Descriptive statistics were calculated as the number and percent or mean (standard deviation [SD]) for categorical and continuous variables, respectively. Chi-square tests or analysis of variance (ANOVA) determined differences by race/ethnicity. Means and SDs of each cognitive test were analyzed and presented for all demographic variables with corresponding tests of differences applied using ANOVA. APOE isoforms were dichotomized into APOE ε4 negative (ε4−) or positive (ε4+) to define APOE ε4 carriage when entered into models as a covariate or interaction term. APOE ε4 status was missing for 6% of the cohort, but was included as a missing category. General linear models were used to examine the associations between metabolic factors and their components and each cognitive test adjusted for age, sex, race/ethnicity, education, and APOE ε4 carriage. Continuous variables were standardized with a mean of zero and an SD of one to compare the magnitude of potential risk factors. Changes in continuous metabolic factors between baseline and exam 5 were also adjusted for corresponding medication use and baseline levels.
DS tests (forward and backward) were summed to create a DS total score. There is no accepted threshold for global cognitive impairment based on the CASI, and CASI scores distributions may differ among racial/ethnic groups ; therefore, we defined a threshold for low cognitive function (LCF) as the bottom 10th percentile of each race-specific CASI score distribution. Based on the normal distribution, this corresponds to the approximately one SD below the standardized mean which others have used to identify mild cognitive impairment in studies using nonstandardized tests . We used logistic regression to determine associations between cardiometabolic risk factors and LCF adjusted for covariates. We investigated a priori hypotheses that associations between metabolic risk factors and cognitive performance would differ by race/ethnicity, APOE-4 carriage, and baseline diabetes and hypertension status. Resulting main effect P values were considered significant at α < 0.05 and the threshold used for interactions at α < 0.15.

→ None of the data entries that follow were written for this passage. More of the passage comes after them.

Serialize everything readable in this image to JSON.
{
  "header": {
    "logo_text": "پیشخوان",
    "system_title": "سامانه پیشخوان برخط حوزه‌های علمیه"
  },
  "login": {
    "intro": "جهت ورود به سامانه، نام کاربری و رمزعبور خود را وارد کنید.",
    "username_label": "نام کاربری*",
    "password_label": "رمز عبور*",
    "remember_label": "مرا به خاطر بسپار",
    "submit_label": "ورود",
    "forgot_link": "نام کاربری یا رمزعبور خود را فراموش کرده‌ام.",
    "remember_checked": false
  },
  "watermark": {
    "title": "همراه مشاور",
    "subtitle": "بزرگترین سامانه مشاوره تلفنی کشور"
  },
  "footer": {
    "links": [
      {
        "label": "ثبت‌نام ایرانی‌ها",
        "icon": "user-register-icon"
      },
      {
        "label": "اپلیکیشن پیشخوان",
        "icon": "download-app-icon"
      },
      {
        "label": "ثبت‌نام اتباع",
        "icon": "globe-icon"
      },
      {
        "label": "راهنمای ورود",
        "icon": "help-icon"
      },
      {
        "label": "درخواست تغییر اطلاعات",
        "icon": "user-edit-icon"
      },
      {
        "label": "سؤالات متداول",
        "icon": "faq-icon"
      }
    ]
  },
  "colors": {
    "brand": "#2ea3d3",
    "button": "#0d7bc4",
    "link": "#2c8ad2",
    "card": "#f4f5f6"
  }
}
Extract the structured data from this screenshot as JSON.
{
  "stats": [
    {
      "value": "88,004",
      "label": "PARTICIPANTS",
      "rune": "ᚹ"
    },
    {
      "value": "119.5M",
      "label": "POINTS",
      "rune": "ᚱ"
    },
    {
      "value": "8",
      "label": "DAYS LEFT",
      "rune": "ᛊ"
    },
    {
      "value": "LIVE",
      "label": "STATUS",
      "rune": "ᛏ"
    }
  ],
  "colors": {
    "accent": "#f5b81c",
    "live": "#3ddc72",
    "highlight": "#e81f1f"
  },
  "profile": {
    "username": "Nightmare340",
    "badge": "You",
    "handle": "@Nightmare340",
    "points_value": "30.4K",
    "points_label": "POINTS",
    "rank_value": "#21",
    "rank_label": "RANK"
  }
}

The baseline characteristics of the study sample free from a clinical dementia diagnosis (n = 4392) are presented by Metabolic Syndrome status in Table 1 and by LCF status in Supplementary Table 1. At baseline, individuals with metabolic syndrome tended to be older, were more likely to be women, less likely to have a college degree, have higher baseline BP, impaired fasting glucose or diabetes, and were more likely to be treated for hypertension and diabetes (Table 1). At time of cognitive testing (2010–2012), the mean age of the sample (n = 4392) was 70.3 (±9.5) years and 53.1% were women.
Table 1 shows that baseline metabolic syndrome was significantly associated with lower raw scores on tests of global cognition (CASI score, P < .001), speed of processing (DSC, P < .001), and working memory (DS total, P < .001). After adjustment for age, sex, education, race/ethnicity, and APOE ε4, baseline metabolic syndrome was associated with lower scores on DSC, DS total, but not with CASI scores (Table 2). Higher baseline levels of fasting glucose levels, SBP, and DBP were associated with lower CASI scores (β = −0.28, P = .021; β = −0.31, P = .019; β = −0.38, P = .002) as well as lower scores on the other cognitive measures (DSC, DS total; see Table 2). The other components of metabolic syndrome measured at baseline, waist circumference, and HDL-cholesterol were only associated with DSC; Triglycerides were only associated with DS total (Table 2).
Changes in metabolic factors over 10 years are presented in the Supplementary Table 2. In general, mean insulin, glucose, and HbA1c increased in the cohort over time, while average lipid and BP levels declined. Other measures tended to be more stable over time. Increases in SBP and DBP over 10 years were associated with performance on the CASI (β = −0.33, P = .007 and β = −0.41, P = .008, respectively) as well as the DSC and DS tests, whereas changes in other metabolic factors were not associated with global cognition (Table 2). Metabolic syndrome (DSC β = −1.61, P = .005; DS β = −0.35, P = .02), glucose change (DSC β = −0.59, P = .019), and SBP change (DSC β = −0.71 P = .007) were associated with slower processing speed.
Race-specific LCF (scoring in the lowest 10% of CASI) was significantly associated with older age and having the APOE ε4 allele, baseline SBP, and hypertension treatment (data not shown). Participants with metabolic syndrome at any examination had a 41% increase in the odds of LCF on CASI 10 years later (Table 3). A higher fasting glucose level at baseline was associated with the increased odds of having LCF (Table 3). Elevated SBP at both baseline and exam 5 were associated with a 10%–15% increase in the odds of LCF (Table 3).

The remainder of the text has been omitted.